The High King’s voice, facing off against Bow-Captain Luag’s anger and meeting it with a slight smile.

“He’s foresworn!”

“That he is not, Luag. He had no more choice in the matter than a man hit on the head with a sledgehammer can choose not to fall.”

A hand fell almost caressingly on the hilt of the Sword. “I’ve met the like before. They must have foreseen that the line of his fate would be tangled with mine, so. And I can tell you with a great and certain certainty that it won’t happen again. Not with this one. He’s guarded against such now, for all his life to come.”

“It would be just as certain if he were dead, but you’re the High King,” Luag said, but it was a grumble now and not hot rage.

“Indeed I am.”

The bow-captain sheathed his own weapon and stepped back.

Cole felt enough life return to smile slightly at the shocked, uncertain faces of Alyssa and Talyn and Caillech. Rudi held out his hand.

“A bit of a pick-me-up, Edain.”

The square-faced young man Cole remembered stepped forward, a flat silver flask in one hand. The other held an unstrung bowstave of impressive thickness.

That part of Cole’s brain that handled logic was starting to work again, as were his nerves, and he suspected that was the thing that had whacked him across the backs of his knees in a way that was going to make him limp for days. All things considered, he didn’t mind much.

“Waste of good brandy, sure and it’s a crime, Chief,” the archer said, but handed it over.

“Drink.”

Cole did as the flask was held to his lips. The sweet fire coursed down his throat; he gasped, and things stuttered to life within him. For a moment he had a crazy sensation of being a grape, and feeling utter completion as he was picked and fermented and distilled, then it spun away and the world began to break through the film around his being.

“What-” his voice began to rise.

The High King stooped a little, one hand braced on his knee, which put their eyes on a level.

“Look at me, man.” Cole did. “Now, you’ve met a High Seeker of the Church Universal and Triumphant at some time, have you not, the misfortune of the world?”

“I. . yeah, of course, I-”

A gust of panic suddenly squeezed his throat shut. He knew he had, a red-robe priest of the weird cult that ruled beyond the Rockies. One had shown up to be chaplain, and. . but he couldn’t remember it.

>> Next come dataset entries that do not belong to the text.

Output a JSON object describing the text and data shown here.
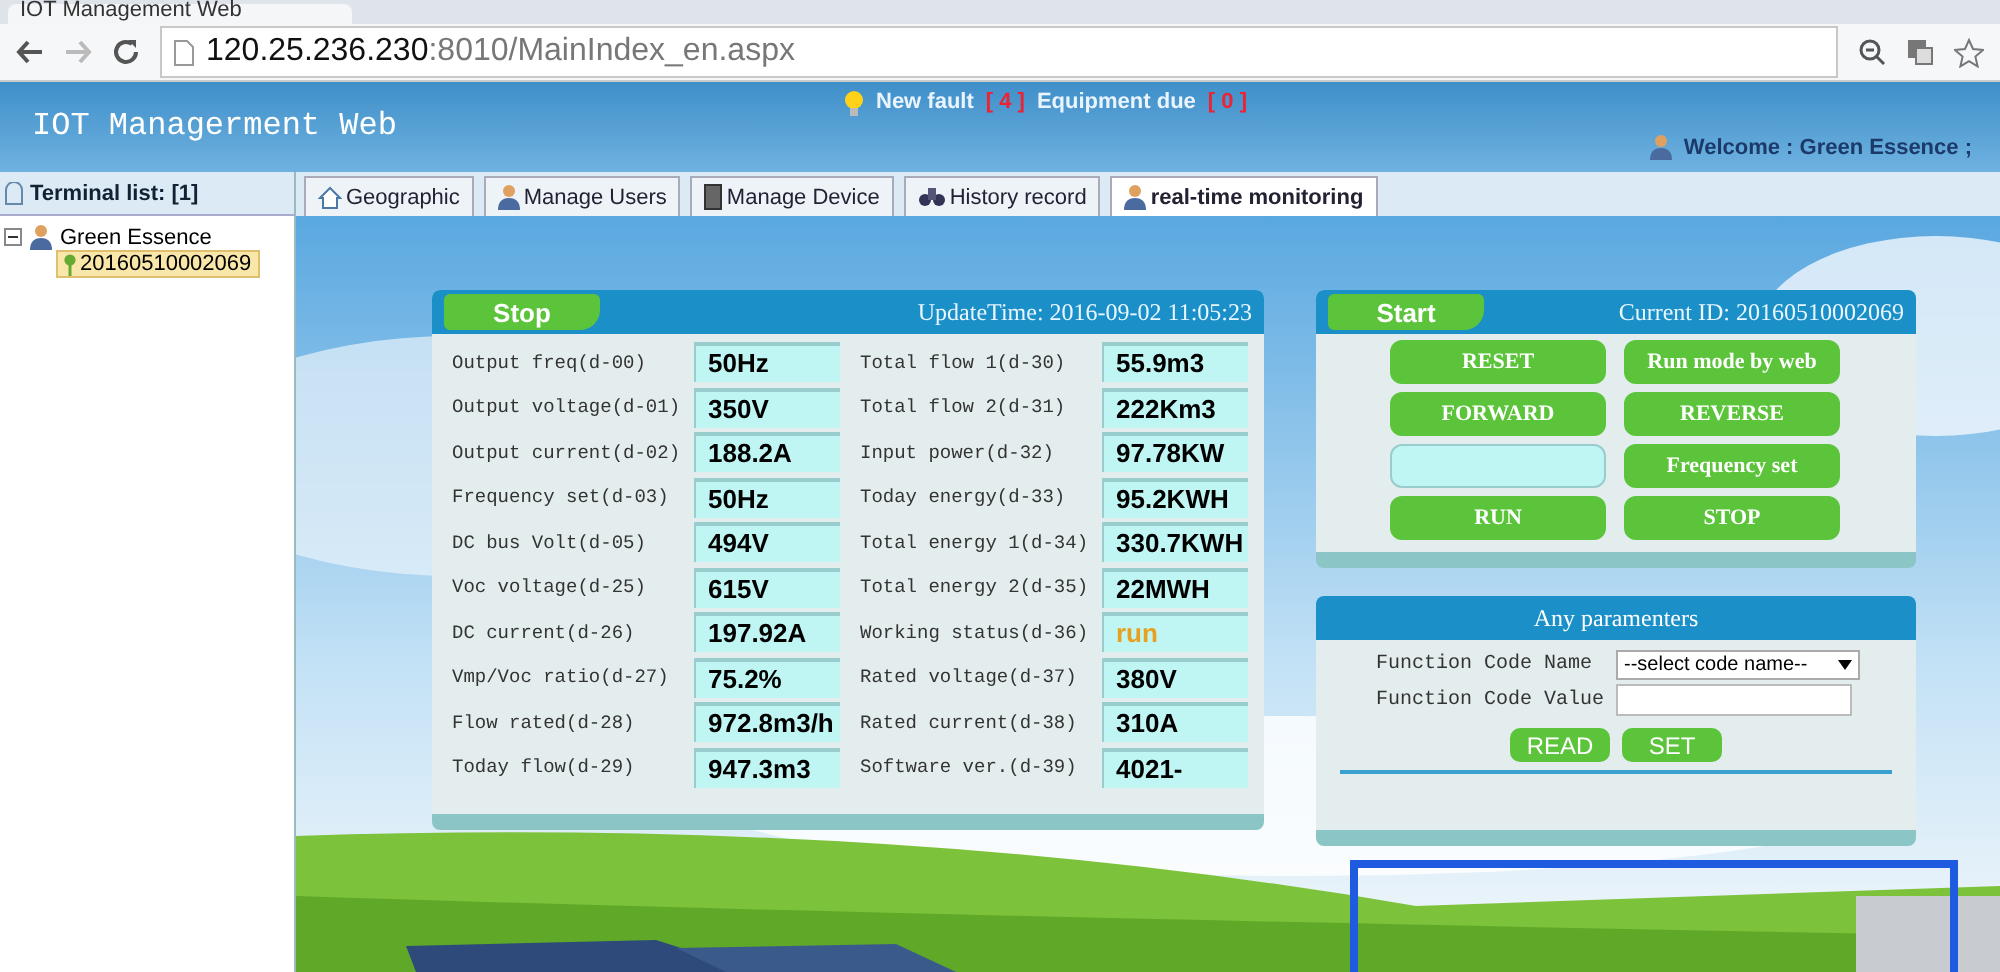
{
  "browser": {
    "tab_title": "IOT Management Web",
    "url_host": "120.25.236.230",
    "url_rest": ":8010/MainIndex_en.aspx"
  },
  "header": {
    "title": "IOT Managerment Web",
    "fault_label": "New fault",
    "fault_count": "[ 4 ]",
    "due_label": "Equipment due",
    "due_count": "[ 0 ]",
    "welcome": "Welcome : Green Essence ;"
  },
  "sidebar": {
    "title": "Terminal list: [1]",
    "tree": [
      {
        "label": "Green Essence",
        "expanded": true,
        "children": [
          {
            "label": "20160510002069",
            "selected": true
          }
        ]
      }
    ]
  },
  "tabs": [
    {
      "label": "Geographic",
      "kind": "house",
      "selected": false
    },
    {
      "label": "Manage Users",
      "kind": "user",
      "selected": false
    },
    {
      "label": "Manage Device",
      "kind": "device",
      "selected": false
    },
    {
      "label": "History record",
      "kind": "binoculars",
      "selected": false
    },
    {
      "label": "real-time monitoring",
      "kind": "user",
      "selected": true
    }
  ],
  "status_panel": {
    "button": "Stop",
    "update_time": "UpdateTime: 2016-09-02 11:05:23",
    "left": [
      {
        "label": "Output freq(d-00)",
        "value": "50Hz",
        "color": "#000000"
      },
      {
        "label": "Output voltage(d-01)",
        "value": "350V",
        "color": "#000000"
      },
      {
        "label": "Output current(d-02)",
        "value": "188.2A",
        "color": "#000000"
      },
      {
        "label": "Frequency set(d-03)",
        "value": "50Hz",
        "color": "#000000"
      },
      {
        "label": "DC bus Volt(d-05)",
        "value": "494V",
        "color": "#000000"
      },
      {
        "label": "Voc voltage(d-25)",
        "value": "615V",
        "color": "#000000"
      },
      {
        "label": "DC current(d-26)",
        "value": "197.92A",
        "color": "#000000"
      },
      {
        "label": "Vmp/Voc ratio(d-27)",
        "value": "75.2%",
        "color": "#000000"
      },
      {
        "label": "Flow rated(d-28)",
        "value": "972.8m3/h",
        "color": "#000000"
      },
      {
        "label": "Today flow(d-29)",
        "value": "947.3m3",
        "color": "#000000"
      }
    ],
    "right": [
      {
        "label": "Total flow 1(d-30)",
        "value": "55.9m3",
        "color": "#000000"
      },
      {
        "label": "Total flow 2(d-31)",
        "value": "222Km3",
        "color": "#000000"
      },
      {
        "label": "Input power(d-32)",
        "value": "97.78KW",
        "color": "#000000"
      },
      {
        "label": "Today energy(d-33)",
        "value": "95.2KWH",
        "color": "#000000"
      },
      {
        "label": "Total energy 1(d-34)",
        "value": "330.7KWH",
        "color": "#000000"
      },
      {
        "label": "Total energy 2(d-35)",
        "value": "22MWH",
        "color": "#000000"
      },
      {
        "label": "Working status(d-36)",
        "value": "run",
        "color": "#e8a020"
      },
      {
        "label": "Rated voltage(d-37)",
        "value": "380V",
        "color": "#000000"
      },
      {
        "label": "Rated current(d-38)",
        "value": "310A",
        "color": "#000000"
      },
      {
        "label": "Software ver.(d-39)",
        "value": "4021-",
        "color": "#000000"
      }
    ]
  },
  "control_panel": {
    "button": "Start",
    "current_id": "Current ID: 20160510002069",
    "controls": [
      {
        "kind": "button",
        "label": "RESET"
      },
      {
        "kind": "button",
        "label": "Run mode by web"
      },
      {
        "kind": "button",
        "label": "FORWARD"
      },
      {
        "kind": "button",
        "label": "REVERSE"
      },
      {
        "kind": "field"
      },
      {
        "kind": "button",
        "label": "Frequency set"
      },
      {
        "kind": "button",
        "label": "RUN"
      },
      {
        "kind": "button",
        "label": "STOP"
      }
    ]
  },
  "params_panel": {
    "title": "Any paramenters",
    "name_label": "Function Code Name",
    "select_value": "--select code name--",
    "value_label": "Function Code Value",
    "buttons": [
      "READ",
      "SET"
    ]
  }
}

“I. . I can remember remembering that I did, but-”

“Easy, easy. Drink again. My guard-captain can refill his flask later.”

Cole did, gulping and coughing. The light changeable eyes were steady on his in the firelight, but their presence was like a burning limelight, like looking into the sun for a moment.

“How can I remember remembering but not remember?”

“The Sword of the Lady healed your mind,” Rudi-Artos-said. “A compulsion was laid upon you, like a seed. . or a spring trap set for game. The Sword removed it, but that means a scar upon your memory. Count yourself lucky; the compulsion was subtle, and meant to be hidden. If it hadn’t been, more of you would have been lost when the tainted part was burned away.”